James Capretta succinctly describes the what is arguably the biggest single problem with American health care policy:

The fundamental problem in American health care is that the federal government is providing open-ended financial support for health insurance coverage. Most Americans get their insurance through Medicare, Medicaid, or employer-sponsored insurance. And in each case, the federal government’s support for that coverage increases commensurately with costs. So when costs or premiums rise by an extra dollar, the federal treasury is picking up a sizeable portion of the added expense, thus substantially undermining the incentive for economizing by those enrolled in the coverage or those providing the services.

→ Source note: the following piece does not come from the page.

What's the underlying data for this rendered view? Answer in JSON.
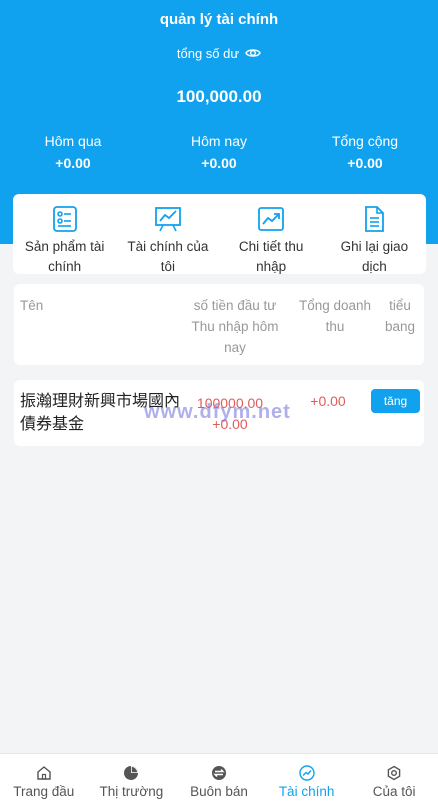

The solution is an across-the-board move toward more fixed federal financial support for coverage.

This is why our federal government’s current health care commitments are unsustainable. If the government is to have a role in subsidizing the provision or coverage of health care, that role cannot be unlimited. Advocates of more expansive service might point to European systems, but even those have limits. Certain expensive drugs and treatments are not included; high-tech, high-cost equipment is more scarce; and even for services that are covered, patients frequently end up paying with their time in the form of extended waiting periods.

So you end up with two choices: Control spending bureaucratically, through some system of essentially centralized decision making about what to cover, or explicitly cap the taxpayer commitment to care in advance and let individuals, providers, and in some cases perhaps local officials, sort the rest out amongst themselves. It’s the difference between giving a teenager a fixed allowance and an AmEx.

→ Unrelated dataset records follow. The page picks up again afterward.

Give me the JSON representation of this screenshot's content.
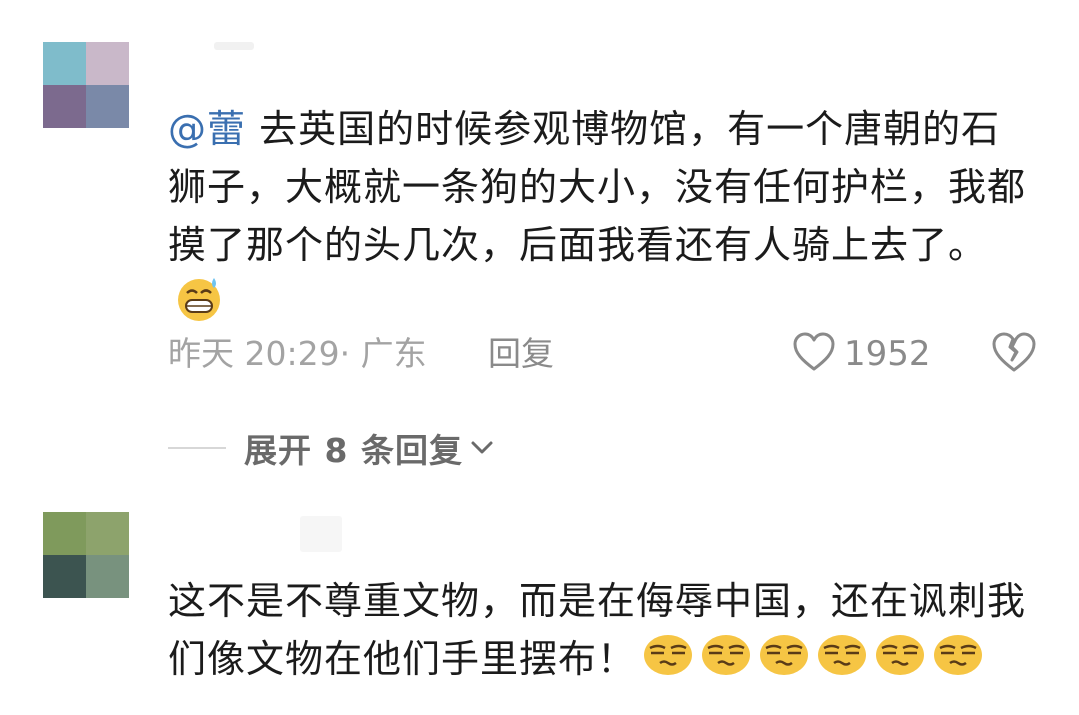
{
  "comments": [
    {
      "mention": "@蕾",
      "text": " 去英国的时候参观博物馆，有一个唐朝的石狮子，大概就一条狗的大小，没有任何护栏，我都摸了那个的头几次，后面我看还有人骑上去了。",
      "emoji_icons": [
        "grin-sweat-emoji-icon"
      ],
      "time": "昨天 20:29",
      "location": "· 广东",
      "reply_label": "回复",
      "like_count": "1952",
      "expand_label": "展开 8 条回复"
    },
    {
      "text": "这不是不尊重文物，而是在侮辱中国，还在讽刺我们像文物在他们手里摆布！",
      "emoji_icons": [
        "unamused-emoji-icon",
        "unamused-emoji-icon",
        "unamused-emoji-icon",
        "unamused-emoji-icon",
        "unamused-emoji-icon",
        "unamused-emoji-icon"
      ]
    }
  ],
  "colors": {
    "mention": "#3a6fb0",
    "meta_text": "#a3a3a3",
    "body_text": "#1b1b1b",
    "emoji_yellow": "#f6c544"
  }
}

Capretta’s explanation comes in the midst of a piece on a recent proposal by Rep. Paul Ryan and founding Congressional Budget Office director Alice Rivlin, both of whom are also members of the president’s deficit commission, that would move the health system toward recognizing, and attempting to manage, its limits.

First, it would shift Medicare toward a voucher system in which the federal government gives each recipient a fixed amount to pay for insurance. This puts the onus on the individual consumer to figure out what level of coverage is best, and what they’re willing to pay for.

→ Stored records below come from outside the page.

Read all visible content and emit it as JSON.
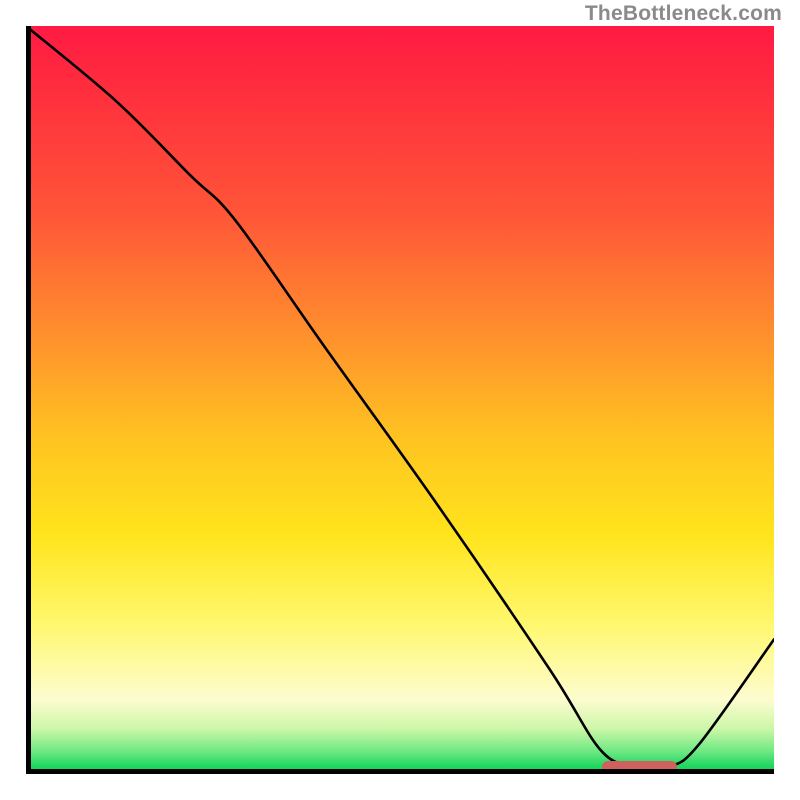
{
  "attribution": "TheBottleneck.com",
  "chart_data": {
    "type": "line",
    "title": "",
    "xlabel": "",
    "ylabel": "",
    "xlim": [
      0,
      100
    ],
    "ylim": [
      0,
      100
    ],
    "series": [
      {
        "name": "bottleneck-curve",
        "x": [
          0,
          12,
          22,
          28,
          40,
          55,
          70,
          77,
          82,
          86,
          90,
          100
        ],
        "y": [
          100,
          90,
          80,
          74,
          57,
          36,
          14,
          3,
          1,
          1,
          4,
          18
        ]
      }
    ],
    "markers": [
      {
        "name": "optimal-range",
        "x_start": 77,
        "x_end": 87,
        "y": 1
      }
    ],
    "gradient_stops": [
      {
        "pos": 0,
        "color": "#ff1a44"
      },
      {
        "pos": 25,
        "color": "#ff5538"
      },
      {
        "pos": 55,
        "color": "#ffc321"
      },
      {
        "pos": 80,
        "color": "#fff86e"
      },
      {
        "pos": 97,
        "color": "#6de882"
      },
      {
        "pos": 100,
        "color": "#0ecf52"
      }
    ]
  }
}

Second, it would block grant Medicaid money for states. Up until now, the federal government provided matched funds for each dollar a state spent on the program, giving the states little incentive to control spending. Giving states a fixed amount and letting them figure out the best way to use it would both help contain the federal commitment to the program and encourage states to find creative ways to administer the program rather than simply racking up more and more expenses.

That’s not to endorse the entirety of the Rivlin-Ryan proposal. As Capretta notes, “It is largely silent on ObamaCare, which would push the health system in precisely the wrong direction by extending open-ended entitlement promises to millions of new people...Moreover, the new law leans heavily on price controls to cut costs, which only distort the marketplace and undermine the quality of American medicine.” In other words, the passage of the PPACA will make restructuring these two mammoth entitlements even more difficult than it was a year ago. That’s unfortunate, but also a fact of life at this point.

Still, the proposed overhauls of Medicare and Medicaid would at least take a step toward recognizing what current health policy tries so hard to ignore: That there are limits to what federal health care policy can afford to do.